INEOS response to the European industrial strategy
Tom Crotty, Director of Corporate Affairs, INEOS
INEOS is disappointed that the EU Chemical Industry Action Plan fails to address the urgency of industry’s position.
“The Chemical Industry Action Plan is too little, too late. It fails to address the real issues, while the US and China race off with the keys to our industrial base. Europe talks, they act, and that’s why investment, innovation and jobs are packing their bags and heading elsewhere,” Tom Crotty, Director of Corporate Affairs, INEOS, said.
Crotty further added: “The Plan fails to tackle two of the most immediate pressing threats to the survival of Europe’s chemical industry: firstly, the high cost of gas and secondly, the escalating cost of carbon emissions. Without urgent and bold action in these areas, Europe’s competitiveness will continue to erode.
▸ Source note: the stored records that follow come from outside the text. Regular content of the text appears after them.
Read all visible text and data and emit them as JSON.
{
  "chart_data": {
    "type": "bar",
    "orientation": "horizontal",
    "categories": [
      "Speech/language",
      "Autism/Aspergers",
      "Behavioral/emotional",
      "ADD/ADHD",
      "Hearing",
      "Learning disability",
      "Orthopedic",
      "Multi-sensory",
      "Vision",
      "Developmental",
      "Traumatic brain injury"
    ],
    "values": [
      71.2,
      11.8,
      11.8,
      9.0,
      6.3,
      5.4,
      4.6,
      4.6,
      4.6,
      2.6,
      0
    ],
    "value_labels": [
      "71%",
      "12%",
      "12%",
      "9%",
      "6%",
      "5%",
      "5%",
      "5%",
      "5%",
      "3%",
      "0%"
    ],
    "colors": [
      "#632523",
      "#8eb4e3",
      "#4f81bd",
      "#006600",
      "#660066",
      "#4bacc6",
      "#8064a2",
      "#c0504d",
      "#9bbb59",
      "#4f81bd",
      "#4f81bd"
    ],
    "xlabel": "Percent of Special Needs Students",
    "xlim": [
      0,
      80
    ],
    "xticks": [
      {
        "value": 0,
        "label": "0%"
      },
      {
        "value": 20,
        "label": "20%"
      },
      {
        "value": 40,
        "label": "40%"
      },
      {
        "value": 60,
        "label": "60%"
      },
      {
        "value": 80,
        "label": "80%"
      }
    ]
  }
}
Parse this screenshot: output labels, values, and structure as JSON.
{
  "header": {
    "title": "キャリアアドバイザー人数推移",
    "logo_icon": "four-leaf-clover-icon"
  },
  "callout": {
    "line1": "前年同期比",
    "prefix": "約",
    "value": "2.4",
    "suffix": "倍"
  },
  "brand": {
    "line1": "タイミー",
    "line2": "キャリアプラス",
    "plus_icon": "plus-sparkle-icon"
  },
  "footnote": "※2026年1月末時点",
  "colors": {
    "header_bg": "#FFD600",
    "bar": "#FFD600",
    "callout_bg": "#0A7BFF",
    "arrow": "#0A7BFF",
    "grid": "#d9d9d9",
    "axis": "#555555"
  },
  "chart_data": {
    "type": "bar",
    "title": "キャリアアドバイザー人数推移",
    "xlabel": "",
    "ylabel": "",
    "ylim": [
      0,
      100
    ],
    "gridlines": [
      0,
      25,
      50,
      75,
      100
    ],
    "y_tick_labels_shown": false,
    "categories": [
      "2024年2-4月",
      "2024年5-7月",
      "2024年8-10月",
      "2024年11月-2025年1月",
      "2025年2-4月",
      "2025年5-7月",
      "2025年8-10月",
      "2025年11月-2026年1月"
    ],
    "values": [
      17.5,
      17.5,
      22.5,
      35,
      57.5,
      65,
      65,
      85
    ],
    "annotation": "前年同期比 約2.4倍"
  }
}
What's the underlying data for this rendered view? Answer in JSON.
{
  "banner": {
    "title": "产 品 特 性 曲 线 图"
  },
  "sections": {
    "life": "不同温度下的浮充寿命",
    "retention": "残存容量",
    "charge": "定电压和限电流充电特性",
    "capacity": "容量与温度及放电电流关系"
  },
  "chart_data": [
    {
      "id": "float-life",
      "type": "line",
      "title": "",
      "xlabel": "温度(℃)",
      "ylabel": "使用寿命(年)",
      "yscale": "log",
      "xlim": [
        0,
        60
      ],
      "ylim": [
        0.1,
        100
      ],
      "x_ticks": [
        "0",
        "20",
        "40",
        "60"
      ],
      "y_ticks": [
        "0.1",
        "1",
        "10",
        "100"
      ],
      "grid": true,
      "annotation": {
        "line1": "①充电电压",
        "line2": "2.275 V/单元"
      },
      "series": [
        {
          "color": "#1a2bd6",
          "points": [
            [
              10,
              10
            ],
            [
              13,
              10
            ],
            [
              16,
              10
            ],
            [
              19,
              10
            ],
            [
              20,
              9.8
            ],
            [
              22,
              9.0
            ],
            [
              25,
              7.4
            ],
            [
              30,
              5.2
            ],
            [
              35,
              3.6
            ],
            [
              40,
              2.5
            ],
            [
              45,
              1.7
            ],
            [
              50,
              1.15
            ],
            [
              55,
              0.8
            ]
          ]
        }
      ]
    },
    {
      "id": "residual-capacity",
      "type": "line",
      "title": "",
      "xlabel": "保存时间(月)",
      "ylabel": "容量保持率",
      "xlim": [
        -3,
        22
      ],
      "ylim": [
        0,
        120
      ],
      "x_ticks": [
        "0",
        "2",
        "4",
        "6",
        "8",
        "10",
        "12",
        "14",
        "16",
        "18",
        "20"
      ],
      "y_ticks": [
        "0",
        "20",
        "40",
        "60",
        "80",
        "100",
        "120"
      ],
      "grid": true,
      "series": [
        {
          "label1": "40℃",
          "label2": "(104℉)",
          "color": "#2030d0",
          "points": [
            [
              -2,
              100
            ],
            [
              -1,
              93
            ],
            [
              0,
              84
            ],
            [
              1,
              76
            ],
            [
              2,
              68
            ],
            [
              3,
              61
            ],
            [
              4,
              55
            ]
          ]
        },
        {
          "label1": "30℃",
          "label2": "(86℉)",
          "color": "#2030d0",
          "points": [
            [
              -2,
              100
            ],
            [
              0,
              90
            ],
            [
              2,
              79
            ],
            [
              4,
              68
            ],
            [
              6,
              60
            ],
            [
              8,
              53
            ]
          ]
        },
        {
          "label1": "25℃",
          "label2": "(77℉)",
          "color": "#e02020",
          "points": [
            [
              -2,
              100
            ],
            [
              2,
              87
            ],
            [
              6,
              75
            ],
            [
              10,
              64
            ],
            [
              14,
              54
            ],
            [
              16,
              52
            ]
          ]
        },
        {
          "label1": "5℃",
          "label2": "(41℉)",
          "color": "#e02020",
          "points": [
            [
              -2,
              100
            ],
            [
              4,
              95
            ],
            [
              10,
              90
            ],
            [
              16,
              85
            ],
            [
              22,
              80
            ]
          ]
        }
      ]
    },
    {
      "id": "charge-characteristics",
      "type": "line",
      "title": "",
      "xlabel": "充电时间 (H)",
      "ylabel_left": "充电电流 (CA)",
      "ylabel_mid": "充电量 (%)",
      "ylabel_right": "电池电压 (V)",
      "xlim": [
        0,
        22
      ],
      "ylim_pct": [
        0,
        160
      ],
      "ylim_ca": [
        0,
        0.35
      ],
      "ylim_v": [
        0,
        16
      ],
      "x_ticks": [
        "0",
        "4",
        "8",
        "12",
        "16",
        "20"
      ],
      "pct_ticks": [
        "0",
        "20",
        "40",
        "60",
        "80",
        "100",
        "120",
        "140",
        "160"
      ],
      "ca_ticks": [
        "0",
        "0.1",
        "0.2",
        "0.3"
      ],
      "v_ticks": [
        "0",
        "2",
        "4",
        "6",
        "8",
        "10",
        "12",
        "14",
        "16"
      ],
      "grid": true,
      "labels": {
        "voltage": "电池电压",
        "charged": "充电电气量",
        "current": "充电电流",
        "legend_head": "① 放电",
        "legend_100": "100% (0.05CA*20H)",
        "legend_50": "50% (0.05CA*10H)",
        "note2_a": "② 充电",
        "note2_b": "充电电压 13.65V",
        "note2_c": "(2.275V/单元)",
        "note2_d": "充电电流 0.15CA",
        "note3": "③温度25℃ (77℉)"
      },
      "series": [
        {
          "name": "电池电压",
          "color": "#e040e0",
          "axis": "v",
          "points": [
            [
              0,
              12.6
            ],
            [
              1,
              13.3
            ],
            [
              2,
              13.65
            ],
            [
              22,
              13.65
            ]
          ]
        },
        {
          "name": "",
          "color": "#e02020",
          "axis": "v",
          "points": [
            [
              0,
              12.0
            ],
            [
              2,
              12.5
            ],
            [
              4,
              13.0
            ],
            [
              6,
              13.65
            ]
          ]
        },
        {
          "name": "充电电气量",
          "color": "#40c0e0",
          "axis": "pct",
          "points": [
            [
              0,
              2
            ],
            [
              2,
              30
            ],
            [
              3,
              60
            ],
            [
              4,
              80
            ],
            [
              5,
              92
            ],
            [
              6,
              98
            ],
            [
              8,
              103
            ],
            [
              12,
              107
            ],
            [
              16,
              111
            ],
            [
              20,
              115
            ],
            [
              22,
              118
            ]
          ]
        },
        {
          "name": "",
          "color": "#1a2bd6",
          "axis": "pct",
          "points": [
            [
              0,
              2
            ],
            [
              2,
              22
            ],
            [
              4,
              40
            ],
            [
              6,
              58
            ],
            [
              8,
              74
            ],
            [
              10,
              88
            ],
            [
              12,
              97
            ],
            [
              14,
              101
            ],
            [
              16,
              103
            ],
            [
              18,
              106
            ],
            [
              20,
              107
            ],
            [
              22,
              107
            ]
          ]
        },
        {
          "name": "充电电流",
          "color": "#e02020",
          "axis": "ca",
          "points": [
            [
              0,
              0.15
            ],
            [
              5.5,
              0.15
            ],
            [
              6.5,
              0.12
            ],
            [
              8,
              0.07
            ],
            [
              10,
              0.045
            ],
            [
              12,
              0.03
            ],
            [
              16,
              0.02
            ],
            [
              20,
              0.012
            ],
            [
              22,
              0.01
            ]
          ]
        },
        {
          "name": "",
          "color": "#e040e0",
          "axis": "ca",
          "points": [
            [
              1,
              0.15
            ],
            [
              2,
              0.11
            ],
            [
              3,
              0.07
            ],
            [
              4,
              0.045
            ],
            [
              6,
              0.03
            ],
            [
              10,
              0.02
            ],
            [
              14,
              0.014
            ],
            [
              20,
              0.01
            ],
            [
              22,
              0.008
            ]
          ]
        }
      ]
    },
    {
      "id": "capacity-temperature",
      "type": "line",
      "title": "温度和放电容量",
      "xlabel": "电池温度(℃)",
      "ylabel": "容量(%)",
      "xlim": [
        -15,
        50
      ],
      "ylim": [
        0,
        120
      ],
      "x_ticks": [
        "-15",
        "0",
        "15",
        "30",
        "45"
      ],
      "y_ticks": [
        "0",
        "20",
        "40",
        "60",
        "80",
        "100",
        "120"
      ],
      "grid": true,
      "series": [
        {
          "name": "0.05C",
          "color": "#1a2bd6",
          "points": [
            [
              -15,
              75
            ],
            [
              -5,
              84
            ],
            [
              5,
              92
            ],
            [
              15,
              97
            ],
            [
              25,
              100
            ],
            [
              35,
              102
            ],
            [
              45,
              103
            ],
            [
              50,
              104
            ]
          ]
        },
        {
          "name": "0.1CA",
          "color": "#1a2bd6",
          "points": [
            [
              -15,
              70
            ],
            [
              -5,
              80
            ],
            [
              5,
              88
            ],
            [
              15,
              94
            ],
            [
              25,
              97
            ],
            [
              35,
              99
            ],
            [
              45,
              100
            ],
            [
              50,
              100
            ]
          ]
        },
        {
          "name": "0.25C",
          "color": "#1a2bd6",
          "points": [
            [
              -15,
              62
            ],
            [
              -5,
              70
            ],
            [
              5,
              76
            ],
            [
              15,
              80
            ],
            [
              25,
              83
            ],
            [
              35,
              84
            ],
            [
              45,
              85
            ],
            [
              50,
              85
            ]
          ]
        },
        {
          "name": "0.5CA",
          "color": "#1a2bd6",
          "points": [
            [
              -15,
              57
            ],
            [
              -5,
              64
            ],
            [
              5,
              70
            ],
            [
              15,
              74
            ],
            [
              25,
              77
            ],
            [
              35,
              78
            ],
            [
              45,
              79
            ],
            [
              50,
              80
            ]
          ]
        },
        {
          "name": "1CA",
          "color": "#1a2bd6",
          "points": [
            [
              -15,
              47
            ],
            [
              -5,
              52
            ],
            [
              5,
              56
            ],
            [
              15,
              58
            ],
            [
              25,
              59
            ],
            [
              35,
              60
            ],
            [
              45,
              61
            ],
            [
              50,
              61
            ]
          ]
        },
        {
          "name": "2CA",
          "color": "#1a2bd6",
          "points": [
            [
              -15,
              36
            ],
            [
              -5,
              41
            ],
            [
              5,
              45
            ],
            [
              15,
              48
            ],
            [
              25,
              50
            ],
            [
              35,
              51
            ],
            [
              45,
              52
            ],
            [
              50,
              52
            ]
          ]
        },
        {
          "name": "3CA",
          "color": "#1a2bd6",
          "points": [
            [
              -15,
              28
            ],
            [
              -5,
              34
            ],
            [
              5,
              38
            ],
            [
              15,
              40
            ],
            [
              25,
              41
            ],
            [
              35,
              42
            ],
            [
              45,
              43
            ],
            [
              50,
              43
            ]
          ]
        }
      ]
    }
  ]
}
“Look at our site in Cologne. It is one of the most advanced integrated petrochemical facilities in Europe. Compared to the US, our gas bill is €100 million higher. Electricity is €40 million more. And our carbon costs are heading towards €100 million annually. That’s €240 million in additional cost every year, just to operate in Europe.
“This is not a level playing field. In the past two years alone, over 20 chemical plants have closed across the continent. Investment and jobs are shifting to regions with cheaper energy, no carbon penalties, and industrial policies that support long-term growth. If this continues, Europe will face accelerating deindustrialisation, losing its skills base, weakening supply chains, and shifting emissions and jobs abroad.
“Europe needs more than ambition, it needs action. Immediate reduction of gas pricing and removal of carbon costs must be the next step if we are serious about maintaining a chemical industry in Europe.”